Introduction
As I was in 2018, I am excited to speak to you at the National Bureau of Economic Research (NBER) artificial intelligence (AI) conference, in a city that is a world-class center of AI research and business start-ups, to discuss AI and its prospective effects on productivity and the labor market. Outside of those of us who have spent many years researching the economics of innovation, it seems that AI is having a moment. The surge in excitement and trepidation about AI is palpable. Google searches for "AI" have tripled worldwide since 2022, fueled by the buzz about ChatGPT. Of course, this group saw it coming as early as 2017, when the first NBER AI conference was held here in Toronto, and many of you saw it coming much earlier than that.
I will focus my remarks on generative AI, which creates new content largely in response to natural language prompts. As this audience knows, image and text classification-discriminative AI-has been in use for many years and is remarkably effective. I have used it to identify demographic characteristics of entrepreneurs in my own research. In contrast, effective generative AI is a very recent development and seems to be a leap forward into something new. Applications of generative AI range from the prosaic, like reducing the monotony of writing routine memos, to the wonderous, like protein structure prediction and drug discovery.

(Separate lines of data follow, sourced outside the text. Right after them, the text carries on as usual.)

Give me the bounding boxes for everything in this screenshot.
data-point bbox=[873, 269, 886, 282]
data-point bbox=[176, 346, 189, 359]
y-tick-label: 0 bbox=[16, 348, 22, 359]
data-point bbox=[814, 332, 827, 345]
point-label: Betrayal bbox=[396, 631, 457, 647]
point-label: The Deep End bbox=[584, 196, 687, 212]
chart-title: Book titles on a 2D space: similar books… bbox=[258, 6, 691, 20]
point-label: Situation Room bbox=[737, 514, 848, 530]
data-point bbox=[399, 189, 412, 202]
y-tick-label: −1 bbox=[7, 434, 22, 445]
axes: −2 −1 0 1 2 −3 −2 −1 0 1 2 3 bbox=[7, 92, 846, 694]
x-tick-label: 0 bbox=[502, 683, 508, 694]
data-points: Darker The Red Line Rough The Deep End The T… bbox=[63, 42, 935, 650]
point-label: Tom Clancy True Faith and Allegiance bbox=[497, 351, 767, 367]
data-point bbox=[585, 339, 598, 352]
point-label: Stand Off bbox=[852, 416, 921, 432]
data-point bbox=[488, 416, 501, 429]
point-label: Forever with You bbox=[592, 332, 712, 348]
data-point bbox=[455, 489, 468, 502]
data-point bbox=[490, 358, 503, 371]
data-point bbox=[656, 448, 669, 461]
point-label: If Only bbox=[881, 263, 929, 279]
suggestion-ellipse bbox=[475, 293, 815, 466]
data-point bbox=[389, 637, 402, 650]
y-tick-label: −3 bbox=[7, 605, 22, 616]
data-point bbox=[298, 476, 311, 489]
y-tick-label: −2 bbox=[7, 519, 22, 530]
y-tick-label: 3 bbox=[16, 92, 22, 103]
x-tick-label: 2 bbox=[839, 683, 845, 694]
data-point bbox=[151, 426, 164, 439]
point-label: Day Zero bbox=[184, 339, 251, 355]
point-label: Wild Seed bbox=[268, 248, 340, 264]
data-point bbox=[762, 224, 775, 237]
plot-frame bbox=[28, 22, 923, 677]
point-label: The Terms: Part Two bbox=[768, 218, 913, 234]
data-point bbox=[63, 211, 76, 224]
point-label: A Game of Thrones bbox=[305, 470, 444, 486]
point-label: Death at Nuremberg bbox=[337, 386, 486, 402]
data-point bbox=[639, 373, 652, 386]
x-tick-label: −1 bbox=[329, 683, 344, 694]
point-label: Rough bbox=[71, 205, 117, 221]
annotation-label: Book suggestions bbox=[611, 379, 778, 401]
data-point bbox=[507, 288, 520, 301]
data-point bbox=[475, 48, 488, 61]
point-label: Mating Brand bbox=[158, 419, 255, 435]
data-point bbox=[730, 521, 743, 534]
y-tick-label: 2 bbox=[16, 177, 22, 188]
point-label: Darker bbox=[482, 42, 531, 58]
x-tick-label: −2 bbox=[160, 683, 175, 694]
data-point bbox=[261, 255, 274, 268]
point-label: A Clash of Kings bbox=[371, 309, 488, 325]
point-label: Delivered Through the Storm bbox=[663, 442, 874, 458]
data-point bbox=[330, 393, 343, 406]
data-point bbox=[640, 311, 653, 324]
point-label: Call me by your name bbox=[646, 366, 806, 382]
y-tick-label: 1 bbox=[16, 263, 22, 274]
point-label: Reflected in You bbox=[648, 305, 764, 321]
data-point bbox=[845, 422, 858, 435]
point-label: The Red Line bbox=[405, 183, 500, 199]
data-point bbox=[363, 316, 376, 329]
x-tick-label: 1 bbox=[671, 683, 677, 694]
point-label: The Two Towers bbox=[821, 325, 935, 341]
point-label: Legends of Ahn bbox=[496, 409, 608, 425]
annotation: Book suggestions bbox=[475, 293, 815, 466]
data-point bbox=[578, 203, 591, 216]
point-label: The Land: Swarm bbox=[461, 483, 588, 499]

Of course, experts emphasize that at their core, all forms of AI are an exercise in prediction, and technically that is true. To the layperson, though, a chatbot that is nearly good enough to pass the Turing test is substantially different from the U.S. Postal Service using AI to read your handwriting. Some of the uses of generative AI may be unsettling. For example, concerns about the ability of generative AI to impersonate individuals to harm their reputation or violate their privacy exist and are growing. Moreover, observers have noted that AI models sometimes harbor, if not amplify, the biases found in their training data, leading to malign effects on decisions about mortgage approvals, insurance rates, medical diagnoses, and even pretrial detention. And discrimination is not just an equity issue-it also holds down economic growth, as I show in my own work.